In his inaugural State of the State speech in January, Gov. Phil Bryant asked Hosemann, whose office maintains the state’s records, to make recommendations “on possible termination or consolidation” of boards and commissions.
A spokesman for Bryant said the issue of whether the number of boards and commissions needs to be streamlined could be presented to the Legislature at some point. Hosemann last week took his message that the boards and commissions are a fourth branch of state government answerable to no one to the state’s business community. He spoke at the Mississippi Economic Council’s annual Hobnob event in Jackson where the state’s business leaders hear from the political leadership.
He said while the system was set up“to be isolated from politics ...We now find it isolated from the electorate” with members’ terms ranging from four to nine years and no way to remove them.
“The great majority of the members of these agencies, boards and commissions are good public servants, working only for mileage reimbursement and maybe lunch,” Hosemann said.
“But, almost none of them are elected or removable by anyone who is elected after they are appointed. Even with good board members, this system cannot perpetuate.”
Boards and commissions govern numerous state agencies, ranging from the public schools to licensing the state’s physicians to overseeing funeral directors.
Others were created to preserve the state’s history, such as the Civil War Battlefield Commission or the Holocaust Commission or the Mississippi Bicentennial Commission.
The boards also are appointed in different ways. For instance, members of the Board of Trustees for the state Institutions of Higher Learning – commonly known as the College Board – are appointed by the governor and confirmed by the Senate.
The staggered terms of the College Board’s members are designed to prevent one governor from having all 12 appointments.
The members of the state Board of Education are appointed by the governor, lieutenant governor and the speaker of the House.
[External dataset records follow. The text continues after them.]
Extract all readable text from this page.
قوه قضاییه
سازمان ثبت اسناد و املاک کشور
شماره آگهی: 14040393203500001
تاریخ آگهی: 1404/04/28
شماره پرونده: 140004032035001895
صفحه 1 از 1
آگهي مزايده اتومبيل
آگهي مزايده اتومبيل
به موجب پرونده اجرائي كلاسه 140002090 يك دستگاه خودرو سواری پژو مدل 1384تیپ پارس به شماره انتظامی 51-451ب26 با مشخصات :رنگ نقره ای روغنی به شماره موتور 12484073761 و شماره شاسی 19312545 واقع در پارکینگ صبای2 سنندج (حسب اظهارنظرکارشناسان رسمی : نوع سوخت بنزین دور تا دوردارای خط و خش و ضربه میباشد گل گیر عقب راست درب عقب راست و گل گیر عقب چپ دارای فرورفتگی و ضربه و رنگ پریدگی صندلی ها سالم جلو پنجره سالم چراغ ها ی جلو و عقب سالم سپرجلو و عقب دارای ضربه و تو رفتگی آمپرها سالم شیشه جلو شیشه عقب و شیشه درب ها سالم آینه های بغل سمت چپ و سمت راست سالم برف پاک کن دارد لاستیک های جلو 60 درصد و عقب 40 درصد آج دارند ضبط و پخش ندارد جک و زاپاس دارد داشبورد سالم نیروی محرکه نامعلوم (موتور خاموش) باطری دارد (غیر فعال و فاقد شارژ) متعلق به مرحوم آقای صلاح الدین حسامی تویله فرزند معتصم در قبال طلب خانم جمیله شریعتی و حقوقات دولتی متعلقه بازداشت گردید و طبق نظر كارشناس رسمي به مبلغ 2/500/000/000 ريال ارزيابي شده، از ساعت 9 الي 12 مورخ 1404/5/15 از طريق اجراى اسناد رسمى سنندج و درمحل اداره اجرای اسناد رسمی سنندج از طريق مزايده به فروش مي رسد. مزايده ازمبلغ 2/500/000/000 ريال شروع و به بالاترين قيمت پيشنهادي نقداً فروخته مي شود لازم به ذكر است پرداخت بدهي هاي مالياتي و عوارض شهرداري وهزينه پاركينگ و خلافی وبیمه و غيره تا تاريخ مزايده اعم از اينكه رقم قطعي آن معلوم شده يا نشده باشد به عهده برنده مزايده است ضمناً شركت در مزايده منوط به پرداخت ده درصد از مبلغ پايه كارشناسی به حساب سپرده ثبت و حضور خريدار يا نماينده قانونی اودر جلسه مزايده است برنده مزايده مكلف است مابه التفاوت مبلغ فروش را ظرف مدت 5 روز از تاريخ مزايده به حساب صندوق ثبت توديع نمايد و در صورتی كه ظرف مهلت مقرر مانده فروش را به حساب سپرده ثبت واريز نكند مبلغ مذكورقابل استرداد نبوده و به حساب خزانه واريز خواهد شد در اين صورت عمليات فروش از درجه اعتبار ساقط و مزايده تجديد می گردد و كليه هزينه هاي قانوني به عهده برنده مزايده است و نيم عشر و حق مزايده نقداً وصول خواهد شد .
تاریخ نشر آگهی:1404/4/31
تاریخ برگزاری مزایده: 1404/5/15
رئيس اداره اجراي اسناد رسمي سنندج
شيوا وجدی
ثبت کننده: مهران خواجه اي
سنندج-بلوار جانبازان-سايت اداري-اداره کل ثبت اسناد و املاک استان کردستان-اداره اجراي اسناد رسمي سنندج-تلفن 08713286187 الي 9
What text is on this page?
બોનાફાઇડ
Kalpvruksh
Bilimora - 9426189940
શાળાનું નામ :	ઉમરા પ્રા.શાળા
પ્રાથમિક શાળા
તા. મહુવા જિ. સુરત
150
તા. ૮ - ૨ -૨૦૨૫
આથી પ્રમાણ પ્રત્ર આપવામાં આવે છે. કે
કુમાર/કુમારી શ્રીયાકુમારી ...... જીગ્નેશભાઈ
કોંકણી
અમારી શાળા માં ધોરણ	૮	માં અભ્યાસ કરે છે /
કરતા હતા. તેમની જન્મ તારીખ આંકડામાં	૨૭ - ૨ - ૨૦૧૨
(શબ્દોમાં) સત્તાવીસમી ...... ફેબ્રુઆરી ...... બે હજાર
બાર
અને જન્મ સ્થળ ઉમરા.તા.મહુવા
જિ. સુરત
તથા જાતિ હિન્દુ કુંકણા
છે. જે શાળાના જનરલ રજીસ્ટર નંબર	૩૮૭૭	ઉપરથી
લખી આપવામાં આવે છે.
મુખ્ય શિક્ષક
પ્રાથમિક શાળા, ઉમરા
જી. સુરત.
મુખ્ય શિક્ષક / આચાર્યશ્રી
The chief justice of the Supreme Court has an appointment to the Ethics Commission and county boards of supervisors make some appointments to boards.
Hosemann pointed out that a few boards appoint some of their own membership. There was a time when legislators were often appointed to these executive branch boards and commissions, but a Mississippi Supreme Court decision in the 1980s ended that practice by ruling it in violation of the state constitution’s separation of powers provision.
After Hosemann’s remarks at Hobnob where he re-introduced an issue that has basically been dormant since the governor’s State of the State speech, Mick Bullock, a spokesman for Bryant, said, “The governor and Secretary Hosemann are currently working together on making potential recommendations to the Legislature.”
Many of the boards and commissions operate on fees collected from the groups they govern. For instance, the state Board of Architecture operates on a fee on architects. The same would be true for many others, such as barbers and foresters. A handful of high profile boards, such as the College Board, receive state general fund dollars from taxes on income, retail items and from other state taxes.